J. Michael Hansen
Executive Vice President & Chief Financial Officer at Cintas
Thanks Todd and good morning. Our fiscal 2024 third quarter revenue was $2.41 billion compared to $2.19 billion last year. The organic revenue growth rate adjusted for acquisitions, foreign currency exchange rate fluctuations and a difference in the number of work days was 7.7%. Total growth was positively impacted by 170 basis points due to the extra workday. We remind you as you update your models for next fiscal year that there will be two less work days compared to this current fiscal year.
Each quarter next year will have 65 work days, which means the first and the fourth quarters will each have one less workday than this fiscal year. Organic growth by business was 7.1% for Uniform Rental and Facility Services, 11.5% for First Aid and Safety Services, 13.9% for Fire Protection Services, and Uniform Direct Sale was down 3.9%. Gross margin for the third quarter of fiscal '24 was $1.19 billion compared to $1.03 billion last year, an increase of 14.9%. Gross margin as a percent of revenue was 49.4% for the third quarter of fiscal '24 compared to 47.2% last year, an increase of 220 basis points.
Strong volume growth, technology improvements, and continued operational efficiencies helped generate this strong gross margin. Gross margin percentage by business was 48.8% for Uniform Rental and Facility Services, 56.3% for First Aid and Safety Services, 48.8% for Fire Protection Services, and 41.1% for Uniform Direct Sale. Gross margin for the Uniform Rental and Facility Services segment increased 170 basis points from last year. Energy was a tailwind of 40 basis points. In addition, we continue to leverage our strong revenue growth, our technology investments and extract inefficiencies out of the business through our Six Sigma and engineering teams.
Our technology investments have allowed us to improve garment sharing among our plants, which improves material cost. Our SmartTruck technology allows us to improve our route efficiencies and provide route densities to our existing routes, which positively impacts truck purchasing, labor and energy. Our Six Sigma and engineering teams have helped us create efficiencies in the plant that allow us to maximize the utilization of our plant equipment, labor and energy. Gross margin for the First Aid and Safety Services segment increased 470 basis points from last year.
Strong revenue growth continues to help expand our margins in this segment. Strong revenue performance in some of our high margin recurring revenue products like AED rentals, Eyewash Stations, and WaterBreak continues to provide a healthy revenue mix. Our technology investment in SmartTruck continues to provide route optimization and improved efficiencies, and our First Aid dedicated distribution center allows us to lower product costs. All of these contribute to improved gross margins. Selling and administrative expenses increased 90 basis points from last year.
The increase was driven by investments in selling resources, technology and our management trainee program, as well as costs associated with an agreement in principle to settle the purported class action contract dispute brought by plaintiff, City of Laurel. We determined that settling the claim is in the best interest of Cintas. The total monetary payment agreed to in the proposed settlement, including the 60 basis points recognized in this quarter is $45 million. We expect that the settlement costs will not impact our financials in future periods.

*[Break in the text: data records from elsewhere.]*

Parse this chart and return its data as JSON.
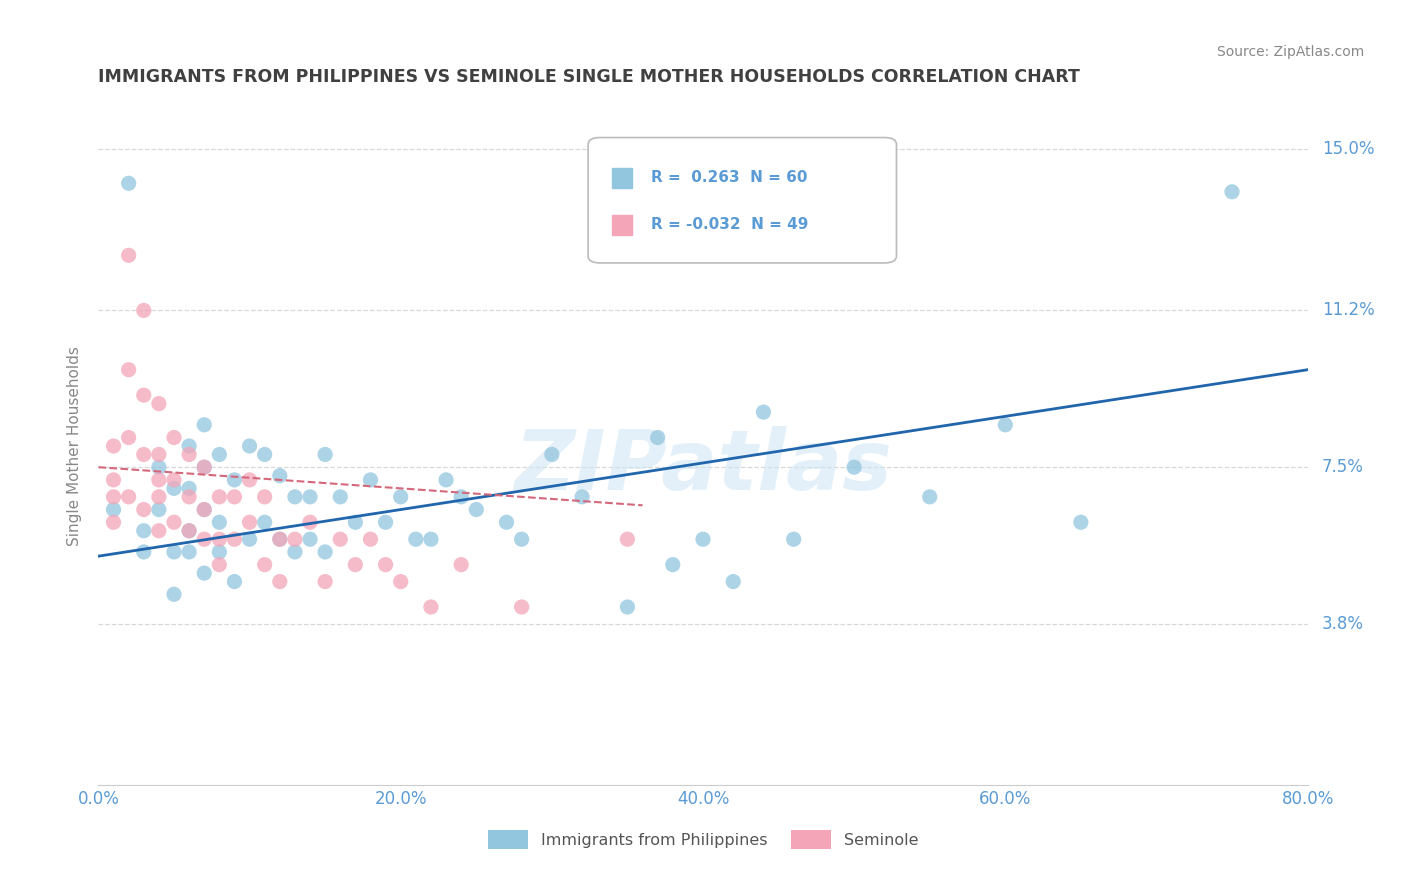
{
  "title": "IMMIGRANTS FROM PHILIPPINES VS SEMINOLE SINGLE MOTHER HOUSEHOLDS CORRELATION CHART",
  "source": "Source: ZipAtlas.com",
  "ylabel": "Single Mother Households",
  "watermark": "ZIPatlas",
  "xlim": [
    0.0,
    0.8
  ],
  "ylim": [
    0.0,
    0.16
  ],
  "yticks": [
    0.038,
    0.075,
    0.112,
    0.15
  ],
  "ytick_labels": [
    "3.8%",
    "7.5%",
    "11.2%",
    "15.0%"
  ],
  "xticks": [
    0.0,
    0.2,
    0.4,
    0.6,
    0.8
  ],
  "xtick_labels": [
    "0.0%",
    "20.0%",
    "40.0%",
    "60.0%",
    "80.0%"
  ],
  "blue_color": "#92c5de",
  "pink_color": "#f4a5b8",
  "blue_line_color": "#2166ac",
  "pink_line_color": "#d4677a",
  "title_color": "#404040",
  "axis_label_color": "#5b9bd5",
  "grid_color": "#d8d8d8",
  "blue_R": 0.263,
  "pink_R": -0.032,
  "blue_N": 60,
  "pink_N": 49,
  "blue_scatter_x": [
    0.01,
    0.02,
    0.03,
    0.03,
    0.04,
    0.04,
    0.05,
    0.05,
    0.05,
    0.06,
    0.06,
    0.06,
    0.06,
    0.07,
    0.07,
    0.07,
    0.07,
    0.08,
    0.08,
    0.08,
    0.09,
    0.09,
    0.1,
    0.1,
    0.11,
    0.11,
    0.12,
    0.12,
    0.13,
    0.13,
    0.14,
    0.14,
    0.15,
    0.15,
    0.16,
    0.17,
    0.18,
    0.19,
    0.2,
    0.21,
    0.22,
    0.23,
    0.24,
    0.25,
    0.27,
    0.28,
    0.3,
    0.32,
    0.35,
    0.37,
    0.38,
    0.4,
    0.42,
    0.44,
    0.46,
    0.5,
    0.55,
    0.6,
    0.65,
    0.75
  ],
  "blue_scatter_y": [
    0.065,
    0.142,
    0.06,
    0.055,
    0.075,
    0.065,
    0.07,
    0.055,
    0.045,
    0.08,
    0.07,
    0.06,
    0.055,
    0.085,
    0.075,
    0.065,
    0.05,
    0.078,
    0.062,
    0.055,
    0.072,
    0.048,
    0.08,
    0.058,
    0.078,
    0.062,
    0.073,
    0.058,
    0.068,
    0.055,
    0.068,
    0.058,
    0.078,
    0.055,
    0.068,
    0.062,
    0.072,
    0.062,
    0.068,
    0.058,
    0.058,
    0.072,
    0.068,
    0.065,
    0.062,
    0.058,
    0.078,
    0.068,
    0.042,
    0.082,
    0.052,
    0.058,
    0.048,
    0.088,
    0.058,
    0.075,
    0.068,
    0.085,
    0.062,
    0.14
  ],
  "pink_scatter_x": [
    0.01,
    0.01,
    0.01,
    0.01,
    0.02,
    0.02,
    0.02,
    0.02,
    0.03,
    0.03,
    0.03,
    0.03,
    0.04,
    0.04,
    0.04,
    0.04,
    0.04,
    0.05,
    0.05,
    0.05,
    0.06,
    0.06,
    0.06,
    0.07,
    0.07,
    0.07,
    0.08,
    0.08,
    0.08,
    0.09,
    0.09,
    0.1,
    0.1,
    0.11,
    0.11,
    0.12,
    0.12,
    0.13,
    0.14,
    0.15,
    0.16,
    0.17,
    0.18,
    0.19,
    0.2,
    0.22,
    0.24,
    0.28,
    0.35
  ],
  "pink_scatter_y": [
    0.08,
    0.072,
    0.068,
    0.062,
    0.125,
    0.098,
    0.082,
    0.068,
    0.112,
    0.092,
    0.078,
    0.065,
    0.09,
    0.078,
    0.068,
    0.06,
    0.072,
    0.082,
    0.072,
    0.062,
    0.078,
    0.068,
    0.06,
    0.075,
    0.065,
    0.058,
    0.068,
    0.058,
    0.052,
    0.068,
    0.058,
    0.062,
    0.072,
    0.068,
    0.052,
    0.058,
    0.048,
    0.058,
    0.062,
    0.048,
    0.058,
    0.052,
    0.058,
    0.052,
    0.048,
    0.042,
    0.052,
    0.042,
    0.058
  ],
  "blue_trend_x": [
    0.0,
    0.8
  ],
  "blue_trend_y": [
    0.054,
    0.098
  ],
  "pink_trend_x": [
    0.0,
    0.36
  ],
  "pink_trend_y": [
    0.075,
    0.066
  ]
}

As Todd mentioned earlier, we generated strong cash flow. For the year our free cash flow increased 31.6%. This has allowed us to invest back into the business, which has resulted in capital expenditures of 4.3% for the year. Our investments include technology to grow the top line and expand margins, automation to improve efficiencies in our plants and additional processing capacity where needed. We expect capital expenditures to finish around 4.25% of revenue for the year. Operating income of $520.8 million compared to $446.8 million last year.
Operating income as a percentage of revenue was 21.6% in the third quarter of fiscal '24 compared to 20.4% in last year's third quarter, an increase of 120 basis points. Our effective tax rate for the third quarter was 19.9% compared to 22.1% last year. The tax rates in both quarters were impacted by certain discrete items, primarily the tax accounting impact for stock based compensation. Net income for the third quarter was $397.6 million compared to $325.8 million last year.
This year's third quarter diluted EPS of $3.84 compared to $3.14 last year, an increase of 22.3%. Todd provided our annual financial guidance. Related to the guidance, please note the following: fiscal '24 interest expense is expected to be $99 million compared to $109.5 million in fiscal '23, predominantly as a result of less variable rate debt. Our fiscal '24 effective tax rate is expected to be 20.6%. This compares to a rate of 20.4% in fiscal '23.
Our guidance does not include the impact of any future share buybacks. As I mentioned earlier, we expect that the proposed settlement will not impact our financials in future periods and accordingly there's no impact on our guidance. Guidance includes $17.4 million of acquired revenue for the fourth quarter. This revenue includes the impact of the recently announced acquisitions during the third quarter.